Another very simple way to look at this is with the pidgeonhole principle. If I have (for simplicity) 4 signed 8-bit numbers, there are only 2^32 possible digital outputs I can represent. However, in the presence of aliasing, there's a theoretically infinite number of possible analog signals that could have produced those numbers, and no way from the numbers alone to distinguish them. Therefore, you need additional data to distinguish the original signal. In the analog domain, the most practical choice is to pre-filter the signal so that you know the sampling is adequate in the frequency range you are sampling. With that additional constraint you can take those numbers and reconstruct the original signal within the parameters of signal processing theory.
This point of view also has some advantages in that if you think about it, you can see how you might play some games to work your way around things, many of which are used in the real world. For instance, if I'm sampling a 20KHz range, you could sample 0-10KHz with one signal, and then have something that downshifts 40-50KHz into the 10-20KHz range, and get a funky sampling of multiple bands of the spectrum. But no matter what silly buggers you play on the analog or the digital side, you can't escape from the pigeonhole principle.
From here we get the additional mathematical resonance that this sounds an awful lot like the proof that there can be no compression algorithm that compresses all inputs.

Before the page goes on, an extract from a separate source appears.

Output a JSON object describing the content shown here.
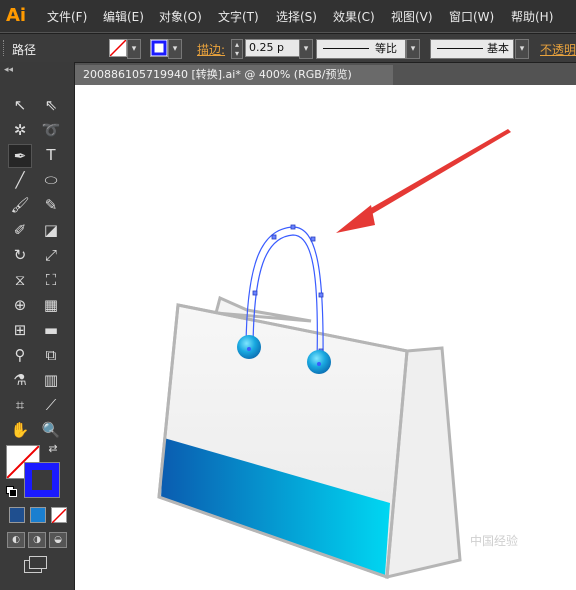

And there is indeed a similarity; if we had a method for taking a digital signal that could have been 500Hz or 50500Hz despite an identical aliased signal, we could use that as a channel for storing bits in above and beyond what the raw digital signal contains; if we figure out it's the 500Hz signal it's an extra 0, or if it's 50500Hz it's a 1. With higher harmonics we could get even more bits. They don't claim something quite so binary, they've got more of a probabilistic claim, but that just means they're getting fractional extra bits instead of entire extra bits; the fundamental problem is the same. It doesn't matter how many bits you pull from nowhere; anything > 0.0000... is not valid.
Of course, one of the things we know from the internet is that there is still a set of people who don't accept the pigeonhole principle, despite it literally being just about the simplest possible mathematical claim I can possibly imagine (in the most degenerate case, "if you have two things and one box, it is not possible to put both of the things in a box without the box having more than one thing in it").
When dealing with bits, the situation is different since algebraic degrees of freedom (dimensions or coefficients of sinusoids) are different than information degrees of freedom (bits). This difference in the context of the sampling theorem is explored in https://arxiv.org/abs/1601.06421, where it is shown that sampling below the Nyquist rate (without additional loss) is possible when the samples must be quantized to satisfy some bit (information) constraint.
This point of view also has some advantages in that if you think about it, you can see how you might play some games to work your way around things, many of which are used in the real world. For instance, if I'm sampling a 20KHz range, you could sample 0-10KHz with one signal, and then have something that downshifts 40-50KHz into the 10-20KHz range, and get a funky sampling of multiple bands of the spectrum. But no matter what silly buggers you play on the analog or the digital side, you can't escape from the pigeonhole principle.
From here we get the additional mathematical resonance that this sounds an awful lot like the proof that there can be no compression algorithm that compresses all inputs. And there is indeed a similarity; if we had a method for taking a digital signal that could have been 500Hz or 50500Hz despite an identical aliased signal, we could use that as a channel for storing bits in above and beyond what the raw digital signal contains; if we figure out it's the 500Hz signal it's an extra 0, or if it's 50500Hz it's a 1. With higher harmonics we could get even more bits. They don't claim something quite so binary, they've got more of a probabilistic claim, but that just means they're getting fractional extra bits instead of entire extra bits; the fundamental problem is the same. It doesn't matter how many bits you pull from nowhere; anything > 0.0000... is not valid.
Of course, one of the things we know from the internet is that there is still a set of people who don't accept the pigeonhole principle, despite it literally being just about the simplest possible mathematical claim I can possibly imagine (in the most degenerate case, "if you have two things and one box, it is not possible to put both of the things in a box without the box having more than one thing in it").